Au Parc des Princes, l'architecte a opté pour une structure entièrement préfabriquée, formée de nervures tubulaires que solidarisent des éléments en voile mince. L'ensemble constitue un anneau de plan ellipsoïdal (251,50 mètres sur le grand axe et 191 mètres sur le petit) entourant la pelouse du stade. Le profil de l'anneau est concave: la partie basse, en porte-à-faux vers l'extérieur, reçoit les gradins, tandis que la partie haute revient vers l'intérieur former la couverture de ces gradins.

Les nervures structurales qui composent l'édifice sont donc en déséquilibre vers l'extérieur au niveau des gradins, et vers l'intérieur, au niveau de la couverture : l'effort de la console et celui du fléau s'annulent l'un l'autre, aboutissant à créer une structure en tension d'une considérable audace (la surface de couverture s'élève à 17000 m², entièrement en porte-à-faux).

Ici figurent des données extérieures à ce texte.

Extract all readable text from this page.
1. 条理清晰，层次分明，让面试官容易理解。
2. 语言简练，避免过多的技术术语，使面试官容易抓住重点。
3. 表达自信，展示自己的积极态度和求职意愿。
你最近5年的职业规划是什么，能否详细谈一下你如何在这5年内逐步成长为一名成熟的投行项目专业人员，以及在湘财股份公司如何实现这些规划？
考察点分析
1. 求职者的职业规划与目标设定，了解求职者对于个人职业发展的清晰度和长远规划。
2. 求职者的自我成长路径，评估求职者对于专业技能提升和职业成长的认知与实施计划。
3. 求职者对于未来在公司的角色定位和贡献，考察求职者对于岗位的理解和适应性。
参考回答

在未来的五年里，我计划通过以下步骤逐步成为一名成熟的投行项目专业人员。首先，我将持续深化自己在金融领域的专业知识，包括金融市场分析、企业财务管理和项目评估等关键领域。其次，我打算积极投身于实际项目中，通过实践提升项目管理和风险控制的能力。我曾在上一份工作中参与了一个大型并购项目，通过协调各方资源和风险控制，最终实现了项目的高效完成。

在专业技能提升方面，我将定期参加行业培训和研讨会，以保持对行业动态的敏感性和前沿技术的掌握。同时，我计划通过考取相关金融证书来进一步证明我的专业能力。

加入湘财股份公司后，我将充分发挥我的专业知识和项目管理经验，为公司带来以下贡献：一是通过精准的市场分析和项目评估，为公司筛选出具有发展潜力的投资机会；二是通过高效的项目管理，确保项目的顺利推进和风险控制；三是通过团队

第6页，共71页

Chacune des cinquante consoles qui composent l'anneau du stade, est formée par l'assemblage de voussoirs creux, préfabriqués, en béton armé - définissant au total un voile tubulaire, dont la section est triangulaire ou rectangulaire. Les parois de ces caissons évidés n'ont guère plus de 18 cm d'épaisseur pour un porte-à-faux d'une quarantaine de mètres placé à vingt-cinq mètres de hauteur (la hauteur du montant de la console varie selon les endroits de 24,40 à 34,30 mètres et le porte-à-faux du bras de 32,50 à 50 mètres). Mais c'est surtout la technique d'assemblage qui mérite d'être signalée: le voussoir préfabriqué, pesant une vingtaine de tonnes, est mis en place à l'aide d'une grue (celle-ci, capable de déplacer 25 tonnes avec une flèche de 25 mètres, est d'ailleurs unique en France). Au moment de la pose, le joint entre deux voussoirs est encollé avec une résine synthétique (présentant des caractéristiques identiques à celles du béton, pour obtenir un collage parfait) et l'ensemble est serré grâce à des câbles de précontrainte (qui, coulissant dans des gaines à l'intérieur de la paroi de l'enveloppe, solidarisent immédiatement les deux voussoirs et tiennent en même temps lieu de presse).

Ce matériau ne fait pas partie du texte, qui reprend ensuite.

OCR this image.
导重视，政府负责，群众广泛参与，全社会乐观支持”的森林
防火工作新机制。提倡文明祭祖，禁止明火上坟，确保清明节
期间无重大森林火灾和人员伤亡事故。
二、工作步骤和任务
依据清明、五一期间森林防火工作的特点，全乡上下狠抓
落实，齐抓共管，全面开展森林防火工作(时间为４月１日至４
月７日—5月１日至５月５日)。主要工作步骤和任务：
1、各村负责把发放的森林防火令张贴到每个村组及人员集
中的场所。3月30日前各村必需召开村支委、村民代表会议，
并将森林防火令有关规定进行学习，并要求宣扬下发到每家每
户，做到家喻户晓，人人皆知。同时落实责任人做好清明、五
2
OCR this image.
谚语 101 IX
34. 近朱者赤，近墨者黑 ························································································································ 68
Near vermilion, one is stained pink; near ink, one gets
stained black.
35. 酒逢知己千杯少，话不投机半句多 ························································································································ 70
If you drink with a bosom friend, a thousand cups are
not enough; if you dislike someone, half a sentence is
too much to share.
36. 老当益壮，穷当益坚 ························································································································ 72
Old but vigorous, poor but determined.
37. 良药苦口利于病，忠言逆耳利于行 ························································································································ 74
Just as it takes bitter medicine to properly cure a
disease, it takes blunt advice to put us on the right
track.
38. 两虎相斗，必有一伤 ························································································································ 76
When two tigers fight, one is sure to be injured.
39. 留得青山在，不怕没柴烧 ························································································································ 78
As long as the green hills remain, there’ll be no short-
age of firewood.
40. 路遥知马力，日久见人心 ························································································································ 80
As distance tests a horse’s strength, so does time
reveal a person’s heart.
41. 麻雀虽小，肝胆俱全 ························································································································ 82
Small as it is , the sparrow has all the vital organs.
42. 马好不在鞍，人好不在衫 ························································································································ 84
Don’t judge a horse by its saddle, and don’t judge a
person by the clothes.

Cette technique, qui est déjà connue dans les travaux publics (viaducs de Chillon sur l'autoroute Lausanne-Simplon, et pont d'Oléron), suppose une préfabrication intégrale des éléments et une conduite très stricte du chantier. Au Parc des Princes, la question était d'autant plus délicate, qu'on expérimentait pour la première fois sur deux plans différents cette technique dite «  du voussoir collé à l'avancement » : les voussoirs étaient d'abord superposés dans le plan vertical pour constituer le montant de la console puis alignés en porte-à-faux le long du bras du fléau - le croisement des câbles de précontrainte sur la tête de la console exigeait des soins particuliers.

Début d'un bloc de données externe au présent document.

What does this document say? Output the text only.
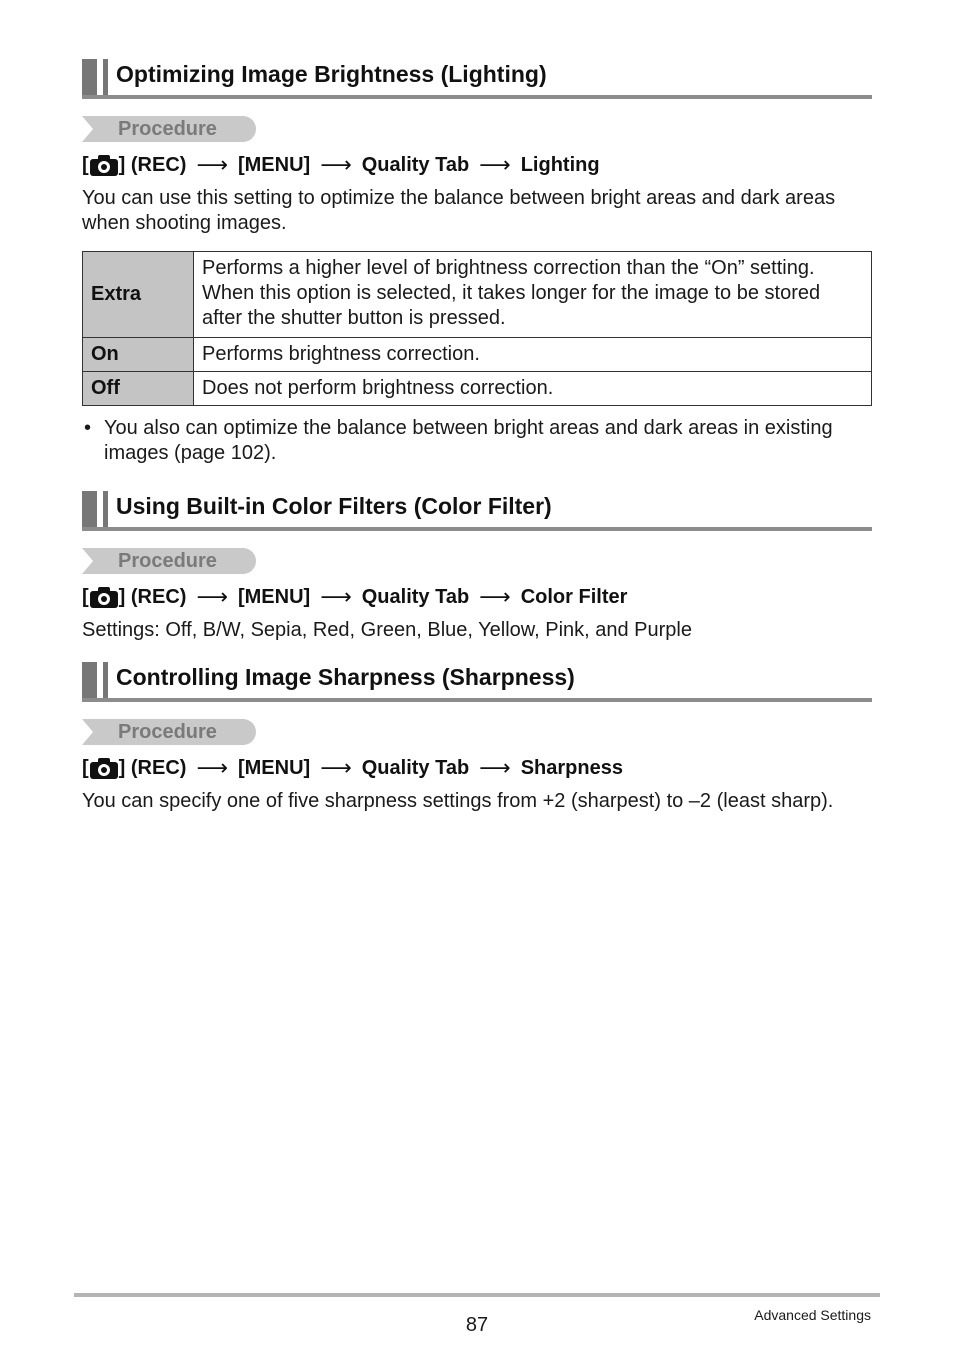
Optimizing Image Brightness (Lighting)
Procedure
[ ] (REC) ⟶ [MENU] ⟶ Quality Tab ⟶ Lighting
You can use this setting to optimize the balance between bright areas and dark areas when shooting images.
Extra	Performs a higher level of brightness correction than the “On” setting. When this option is selected, it takes longer for the image to be stored after the shutter button is pressed.
On	Performs brightness correction.
Off	Does not perform brightness correction.
• You also can optimize the balance between bright areas and dark areas in existing images (page 102).
Using Built-in Color Filters (Color Filter)
Procedure
[ ] (REC) ⟶ [MENU] ⟶ Quality Tab ⟶ Color Filter
Settings: Off, B/W, Sepia, Red, Green, Blue, Yellow, Pink, and Purple
Controlling Image Sharpness (Sharpness)
Procedure
[ ] (REC) ⟶ [MENU] ⟶ Quality Tab ⟶ Sharpness
You can specify one of five sharpness settings from +2 (sharpest) to –2 (least sharp).
87	Advanced Settings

Conçue sur un rythme hebdomadaire, la préfabrication des pièces de chantier (1800 au total) était assurée sur place par une usine foraine. La pose des voussoirs se faisait par couple de consoles afin d'assurer leur stabilité: les têtes extérieures des consoles étaient immédiatement réunies par un voile courbe de béton, tandis que les extrémités des bras des fléaux étaient associées au moyen d'un voile tubulaire. La solidarisation des éléments de ce voile détermine un anneau intérieur rigide, qui assure la stabilité de l'ensemble - l'anneau extérieur, par contre, est interrompu par des joints de dilatation, donnant de la souplesse à cette vaste structure. La hauteur des consoles est variable: relevées sur le milieu des côtés de la pelouse, elles s'abaissent sur les angles, sans pour autant que la position de l'anneau intérieur de la toiture se modifie. A la courbure du profil des consoles s'ajoute ainsi le tracé sinusoïdal de la couverture, qui augmente sa stabilité. Un autre avantage d'un tel principe est de permettre une évacuation commode des eaux de ruissellement: recueillies sur l'égout intérieur de la toiture (placé dans l'anneau), elles sont rejetées à l'extérieur sur les quatre angles de l'ellipse - le délicat problème des descentes d'eau - pour les toitures inclinées dans le même sens que les gradins (c'est-à-dire vers l'intérieur du stade), est ainsi résolu avec élégance.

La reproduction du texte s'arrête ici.